Monsieur le chef d'État-major des Armées,
Monsieur le délégué général pour l'Armement, 
Monsieur le secrétaire général pour l'Administration, 
Monsieur le chef d'État-major de l'Armée de terre, 
Monsieur le chef d'État-major de la Marine, 
Monsieur le chef d'État-major de l'Armée de l'air,
Monsieur le contrôleur général des Armées, 
Monsieur le directeur chargé des Affaires stratégiques

Objet : Suites du Livre Blanc.

Le Livre Blanc sur la défense 1994 qui vient d'être publié a pour ambition de définir, à l'horizon de 15 ans, le nouveau cadre de notre politique de défense : les tendances principales de l'évolution du contexte international et stratégique, les objectifs assignés à la défense, la stratégie et les concepts de défense, les orientations principales des capacités de nos forces armées qui en résultent, les ressources humaines, industrielles et financières nécessaires à la mise en œuvre de cette politique, enfin les lignes directrices des relations entre défense et société.

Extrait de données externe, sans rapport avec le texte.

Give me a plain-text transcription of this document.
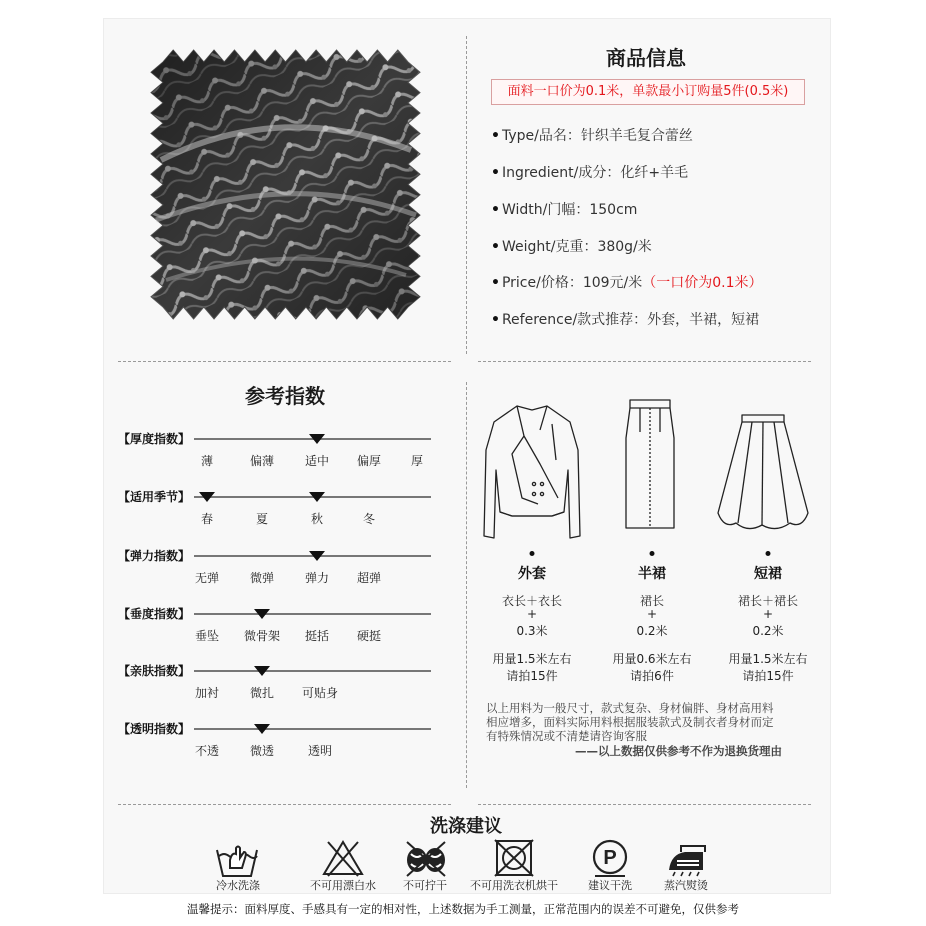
商品信息
面料一口价为0.1米，单款最小订购量5件(0.5米)
• Type/品名：针织羊毛复合蕾丝
• Ingredient/成分：化纤+羊毛
• Width/门幅：150cm
• Weight/克重：380g/米
• Price/价格：109元/米（一口价为0.1米）
• Reference/款式推荐：外套，半裙，短裙
参考指数
【厚度指数】
薄	偏薄	适中 偏厚 厚
【适用季节】
春	夏	秋	冬
【弹力指数】
无弹	微弹	弹力 超弹
【垂度指数】
垂坠 微骨架 挺括 硬挺
【亲肤指数】
加衬	微扎 可贴身
【透明指数】
不透	微透	透明
外套
衣长＋衣长
+
0.3米
用量1.5米左右
请拍15件
半裙
裙长
+
0.2米
用量0.6米左右
请拍6件
短裙
裙长＋裙长
+
0.2米
用量1.5米左右
请拍15件
以上用料为一般尺寸，款式复杂、身材偏胖、身材高用料
相应增多，面料实际用料根据服装款式及制衣者身材而定
有特殊情况或不清楚请咨询客服
——以上数据仅供参考不作为退换货理由
洗涤建议
P
冷水洗涤	不可用漂白水 不可拧干 不可用洗衣机烘干	建议干洗	蒸汽熨烫
温馨提示：面料厚度、手感具有一定的相对性，上述数据为手工测量，正常范围内的误差不可避免，仅供参考
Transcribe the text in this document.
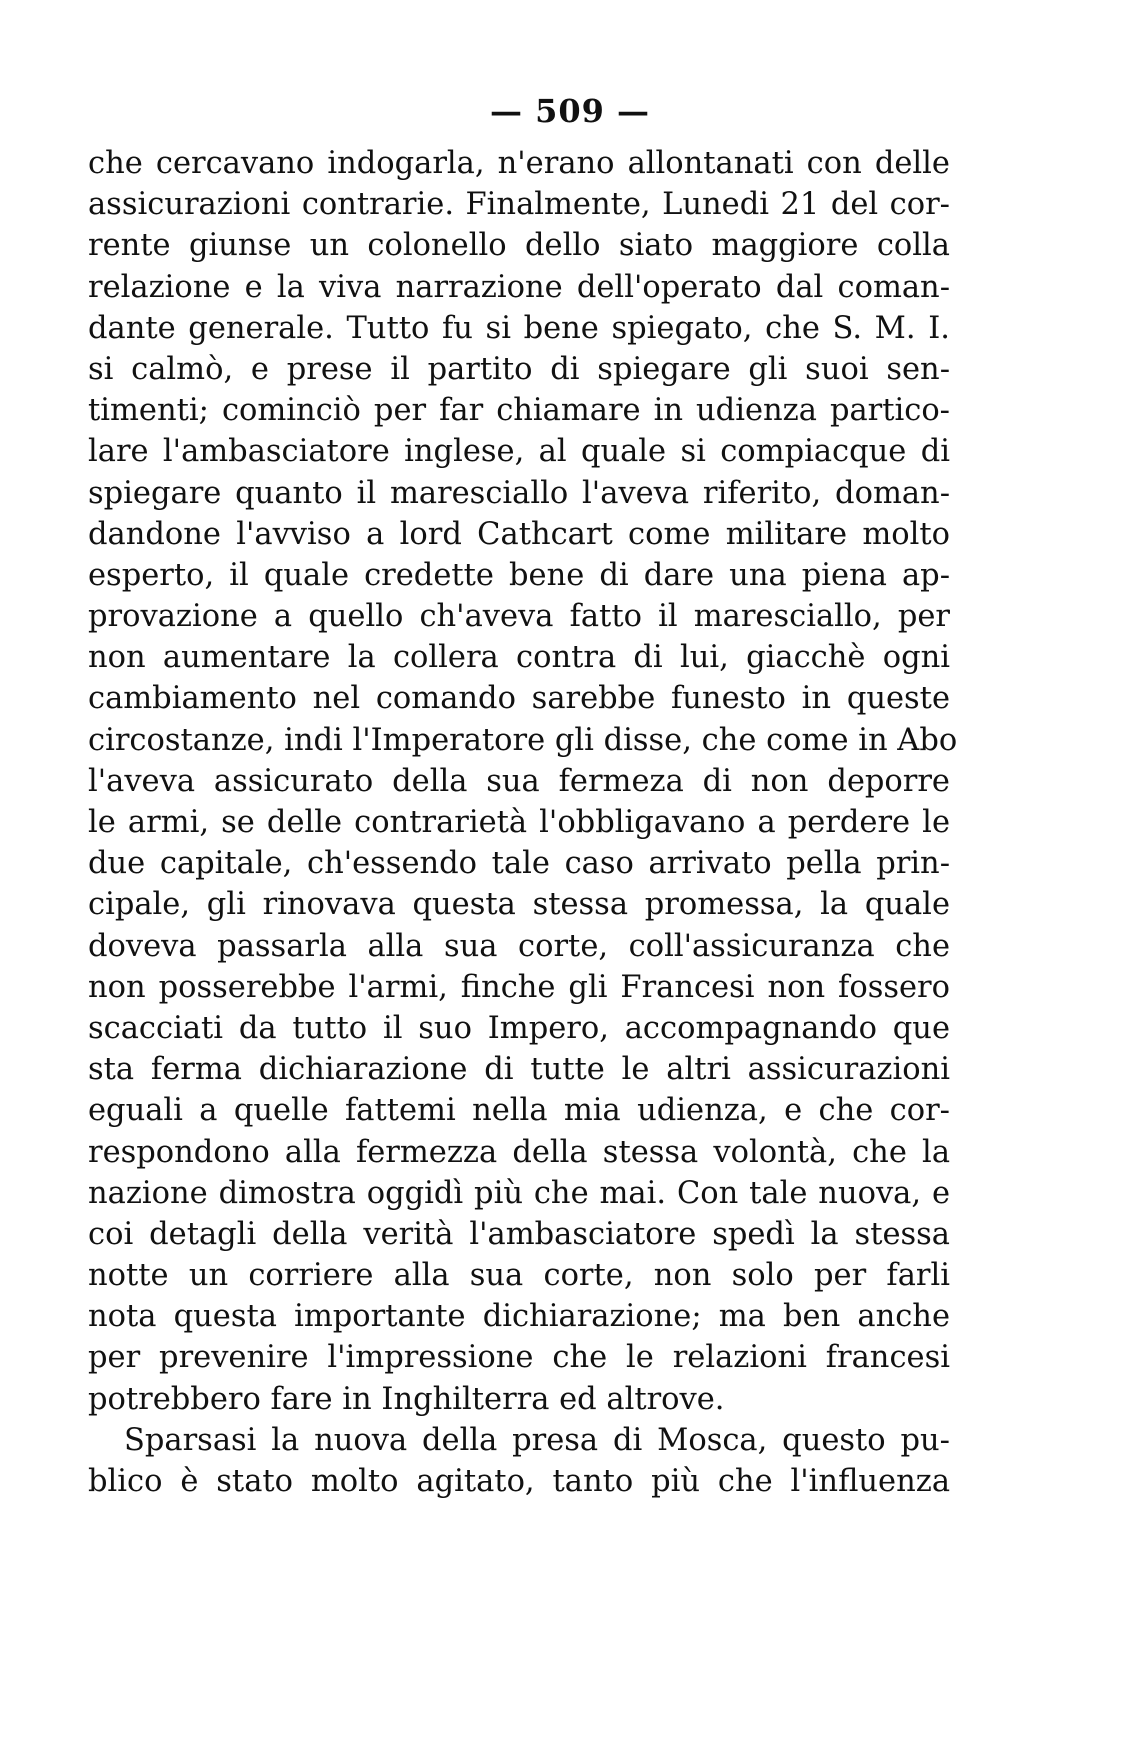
— 509 —
che cercavano indogarla, n'erano allontanati con delle
assicurazioni contrarie. Finalmente, Lunedi 21 del cor-
rente giunse un colonello dello siato maggiore colla
relazione e la viva narrazione dell'operato dal coman-
dante generale. Tutto fu si bene spiegato, che S. M. I.
si calmò, e prese il partito di spiegare gli suoi sen-
timenti; cominciò per far chiamare in udienza partico-
lare l'ambasciatore inglese, al quale si compiacque di
spiegare quanto il maresciallo l'aveva riferito, doman-
dandone l'avviso a lord Cathcart come militare molto
esperto, il quale credette bene di dare una piena ap-
provazione a quello ch'aveva fatto il maresciallo, per
non aumentare la collera contra di lui, giacchè ogni
cambiamento nel comando sarebbe funesto in queste
circostanze, indi l'Imperatore gli disse, che come in Abo
l'aveva assicurato della sua fermeza di non deporre
le armi, se delle contrarietà l'obbligavano a perdere le
due capitale, ch'essendo tale caso arrivato pella prin-
cipale, gli rinovava questa stessa promessa, la quale
doveva passarla alla sua corte, coll'assicuranza che
non posserebbe l'armi, finche gli Francesi non fossero
scacciati da tutto il suo Impero, accompagnando que
sta ferma dichiarazione di tutte le altri assicurazioni
eguali a quelle fattemi nella mia udienza, e che cor-
respondono alla fermezza della stessa volontà, che la
nazione dimostra oggidì più che mai. Con tale nuova, e
coi detagli della verità l'ambasciatore spedì la stessa
notte un corriere alla sua corte, non solo per farli
nota questa importante dichiarazione; ma ben anche
per prevenire l'impressione che le relazioni francesi
potrebbero fare in Inghilterra ed altrove.
Sparsasi la nuova della presa di Mosca, questo pu-
blico è stato molto agitato, tanto più che l'influenza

Cet exercice ambitieux, auquel la délégation aux affaires stratégiques a amplement contribué avec tous les grands services de la défense et au sein du secrétariat de la commission de M. Marceau Long, appelle deux types de prolongements.

Il m'apparaît d'abord nécessaire de prévoir une actualisation périodique du Livre Blanc, non pas dans sa totalité, mais dans tel ou tel de ses volets, en fonction des évolutions les plus significatives du contexte affectant la politique de défense. C'est ainsi que par exemple, l'environnement international, la politique européenne, les facteurs économiques, industriels, scientifiques peuvent subir, dans la période de transition où nous sommes entrés, des inflexions dont notre défense doit pouvoir rapidement tirer les conséquences. Je souhaite que la délégation aux affaires stratégiques procède régulièrement, dans cet esprit, à une confrontation entre les principales conclusions du Livre Blanc et les évolutions de l'actualité intéressant la défense. Le directeur chargé des affaires stratégiques animera cet exercice de réexamen, avec le concours de l'État-major des armées, de la délégation générale pour l'armement, des États-majors, du secrétariat général pour l'administration et du contrôle général des armées. Il fera rappelle de ces travaux au ministre en principe tous les deux ans, sauf s'il apparaissait nécessaire, du fait d'évolutions constatées dans l'intervalle, de procéder dans tel ou tel domaine à une actualisation plus rapprochée.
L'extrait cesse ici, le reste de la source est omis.